Curve through two points

Consider values along a horizontal x-axis ranging from 1 to 100. Suppose at x=1, the y value is given to be y₁=1. Likewise at x=100 the y value is given to be y₁₀₀=100. Now we are to find all the intervening points, $y_2,y_3,\ldots,y_{99}$.Let us use the L₁ criterion  

$$\min_{y_2,y_3,\ldots,y_{99}} \quad \vert y_2-y_1\vert + \vert y_3-y_2\vert + \vert y_4-y_3\vert + \cdots$$ (7)

The solution to this problem is any curve with a positive slope since all such curves result in the same value of 99 for (7) That is quite a lot of curves!

Now we begin to appreciate the strange flavor of L₁. We appreciate the idea that solutions are ``intervals''. But it is distressing to realize that we could often have graphical difficulty displaying the results.
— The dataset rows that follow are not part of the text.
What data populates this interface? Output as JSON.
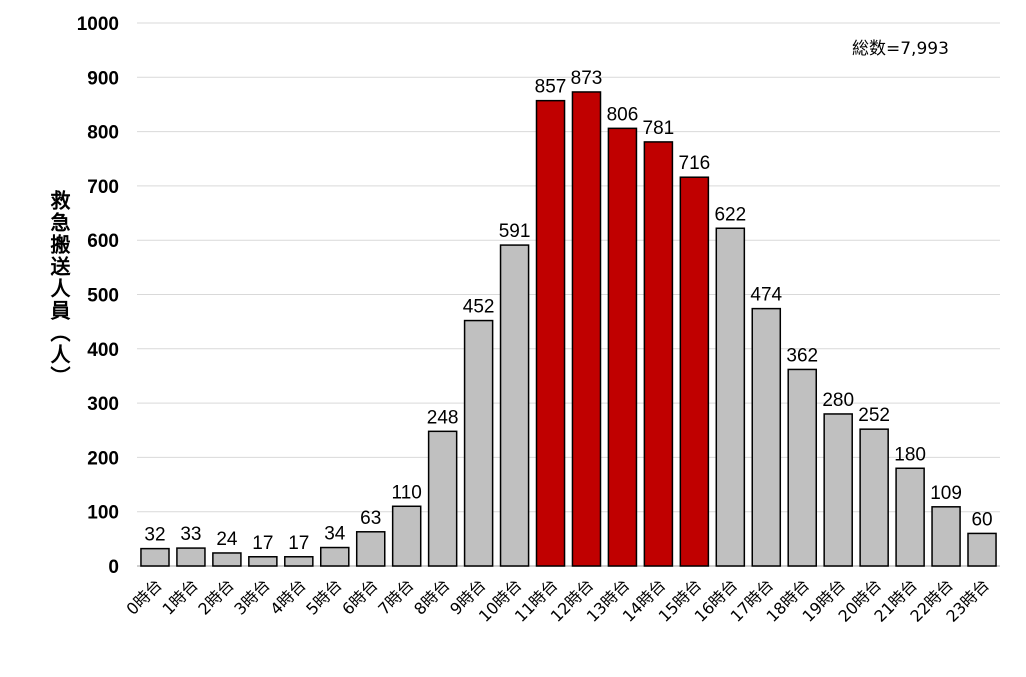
{
  "chart_data": {
    "type": "bar",
    "title": "",
    "xlabel": "",
    "ylabel": "救急搬送人員（人）",
    "annotation": "総数=7,993",
    "ylim": [
      0,
      1000
    ],
    "yticks": [
      0,
      100,
      200,
      300,
      400,
      500,
      600,
      700,
      800,
      900,
      1000
    ],
    "grid": true,
    "categories": [
      "0時台",
      "1時台",
      "2時台",
      "3時台",
      "4時台",
      "5時台",
      "6時台",
      "7時台",
      "8時台",
      "9時台",
      "10時台",
      "11時台",
      "12時台",
      "13時台",
      "14時台",
      "15時台",
      "16時台",
      "17時台",
      "18時台",
      "19時台",
      "20時台",
      "21時台",
      "22時台",
      "23時台"
    ],
    "values": [
      32,
      33,
      24,
      17,
      17,
      34,
      63,
      110,
      248,
      452,
      591,
      857,
      873,
      806,
      781,
      716,
      622,
      474,
      362,
      280,
      252,
      180,
      109,
      60
    ],
    "highlighted": [
      false,
      false,
      false,
      false,
      false,
      false,
      false,
      false,
      false,
      false,
      false,
      true,
      true,
      true,
      true,
      true,
      false,
      false,
      false,
      false,
      false,
      false,
      false,
      false
    ],
    "colors": {
      "normal": "#c0c0c0",
      "highlight": "#c00000",
      "outline": "#000000",
      "grid": "#d9d9d9"
    }
  }
}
In practice we might need to settle for ``seeing some examples.'' Perhaps a satisfactory way of generating those examples would be by using random starting values for the fitting.

Suppose we set up the Busch problem with L₁. Perhaps we will find the solution is not a unique surface. It might turn out to be a ``mat'' of variable thickness. It would be annoying to try to display the thickness, but perhaps the thickness is related to the uncertainty of the result. That should have value.